For entirely different reasons, both political parties want more immigration and legalization of illegal aliens who have evaded apprehension in America. Republican leadership (aptly referred to as "Conservative, Inc.") want an unending supply of cheap labor for their corporate constituents. They refuse to acknowledge what the Democratic Party enthusiastically embraces: that immigrants overwhelmingly vote Democratic.

Amnesty – including legalization – of illegal aliens will surely undermine the Republican party, just as it will devastate the economic opportunities of working-class Blacks. Sadly, the Democratic party, to which many Blacks owe allegiance, will be instrumental in their economic demise. The consequences for America will be dire.

Dr. King warned:

There is nothing more dangerous than to build a society, with a large segment of people in that society, who feel that they have no stake in it; who feel that they have nothing to lose.
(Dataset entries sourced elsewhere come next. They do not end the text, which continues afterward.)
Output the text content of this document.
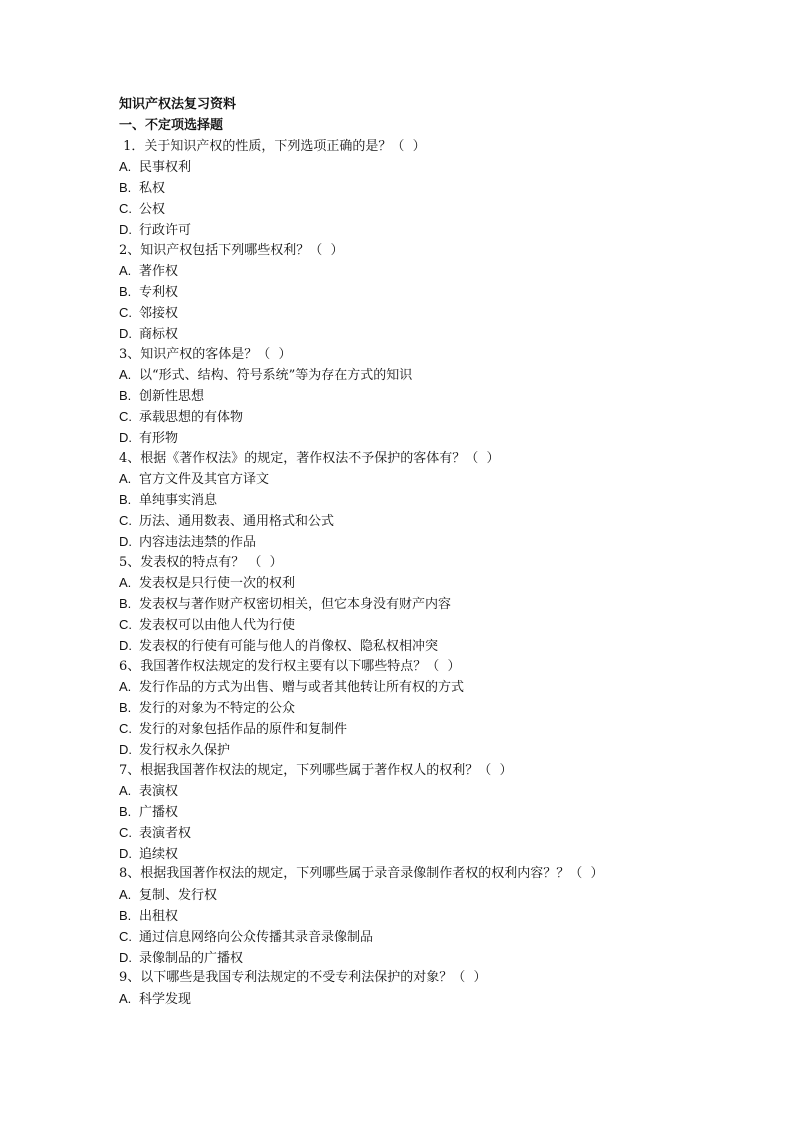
知识产权法复习资料
一、不定项选择题
1．关于知识产权的性质，下列选项正确的是？（  ）
A. 民事权利
B. 私权
C. 公权
D. 行政许可
2、知识产权包括下列哪些权利？（  ）
A. 著作权
B. 专利权
C. 邻接权
D. 商标权
3、知识产权的客体是？（  ）
A. 以“形式、结构、符号系统”等为存在方式的知识
B. 创新性思想
C. 承载思想的有体物
D. 有形物
4、根据《著作权法》的规定，著作权法不予保护的客体有？（  ）
A. 官方文件及其官方译文
B. 单纯事实消息
C. 历法、通用数表、通用格式和公式
D. 内容违法违禁的作品
5、发表权的特点有？ （  ）
A. 发表权是只行使一次的权利
B. 发表权与著作财产权密切相关，但它本身没有财产内容
C. 发表权可以由他人代为行使
D. 发表权的行使有可能与他人的肖像权、隐私权相冲突
6、我国著作权法规定的发行权主要有以下哪些特点？（  ）
A. 发行作品的方式为出售、赠与或者其他转让所有权的方式
B. 发行的对象为不特定的公众
C. 发行的对象包括作品的原件和复制件
D. 发行权永久保护
7、根据我国著作权法的规定，下列哪些属于著作权人的权利？（  ）
A. 表演权
B. 广播权
C. 表演者权
D. 追续权
8、根据我国著作权法的规定，下列哪些属于录音录像制作者权的权利内容？？（  ）
A. 复制、发行权
B. 出租权
C. 通过信息网络向公众传播其录音录像制品
D. 录像制品的广播权
9、以下哪些是我国专利法规定的不受专利法保护的对象？（  ）
A. 科学发现
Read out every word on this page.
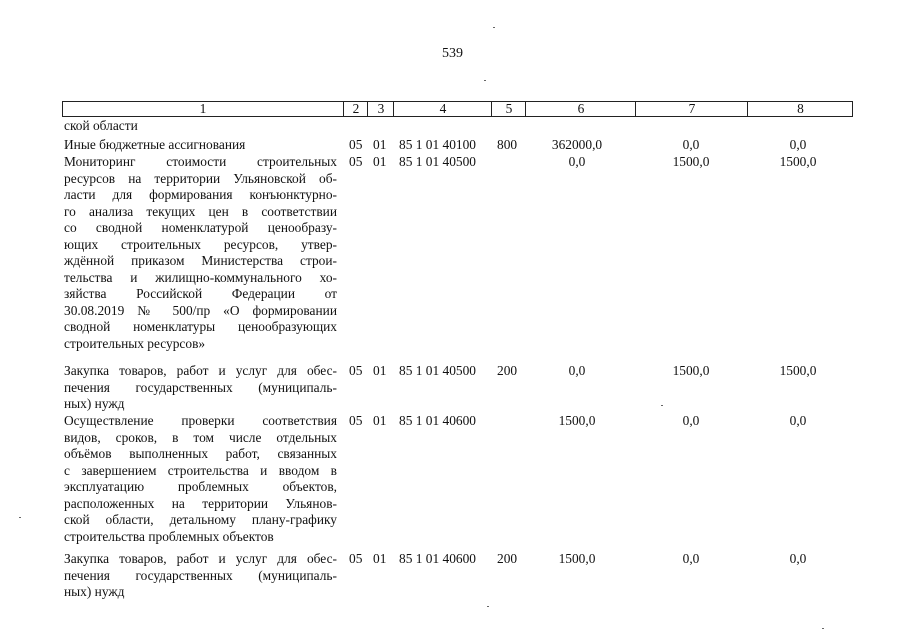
539
1	2	3	4	5	6	7	8
ской области
Иные бюджетные ассигнования	05 01 85 1 01 40100 800	362000,0	0,0	0,0
Мониторинг стоимости строительных
ресурсов на территории Ульяновской об-
ласти для формирования конъюнктурно-
го анализа текущих цен в соответствии
со сводной номенклатурой ценообразу-
ющих строительных ресурсов, утвер-
ждённой приказом Министерства строи-
тельства и жилищно-коммунального хо-
зяйства Российской Федерации от
30.08.2019 № 500/пр «О формировании
сводной номенклатуры ценообразующих
строительных ресурсов»
05 01 85 1 01 40500	0,0	1500,0	1500,0
Закупка товаров, работ и услуг для обес-
печения государственных (муниципаль-
ных) нужд
05 01 85 1 01 40500 200	0,0	1500,0	1500,0
Осуществление проверки соответствия
видов, сроков, в том числе отдельных
объёмов выполненных работ, связанных
с завершением строительства и вводом в
эксплуатацию проблемных объектов,
расположенных на территории Ульянов-
ской области, детальному плану-графику
строительства проблемных объектов
05 01 85 1 01 40600	1500,0	0,0	0,0
Закупка товаров, работ и услуг для обес-
печения государственных (муниципаль-
ных) нужд
05 01 85 1 01 40600 200	1500,0	0,0	0,0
People who have a stake in their society, protect that society, but when they don't ‘own’ it, they want to destroy it.

Dr. King also clearly recognized the dangers of unending population growth and remarked that:

Unlike plagues of the dark ages or contemporary diseases we do not yet understand, the modern plague of overpopulation is soluble by means we have discovered and resources we possess. What is lacking is not knowledge of the solution, but the universal consciousness of the gravity of the problem and education of the billions who are its victims.

– from a May 5, 1966 speech delivered on King’s behalf by Mrs. Coretta Scott King
upon accepting an award by the Planned Parenthood Federation

Dr. King did not directly comment on the mass immigration-population connection, namely because at the time, it was not the fundamental driver of U.S. population growth that it has now become. It is now well-known that mass immigration is driving U.S. population to a doubling this century. If we are to stabilize U.S. population, we must curtail mass immigration. Doing so is absolutely consistent with Dr. King's position on population.

Dr. King observed that:

He who passively accepts evil is as much involved in it as he who helps to perpetrate it. He who accepts evil without protesting against it is really cooperating with it.

Let us remember the principles upon which our great nation was founded and continue to work for the betterment of Americans – of all races, creeds and colors.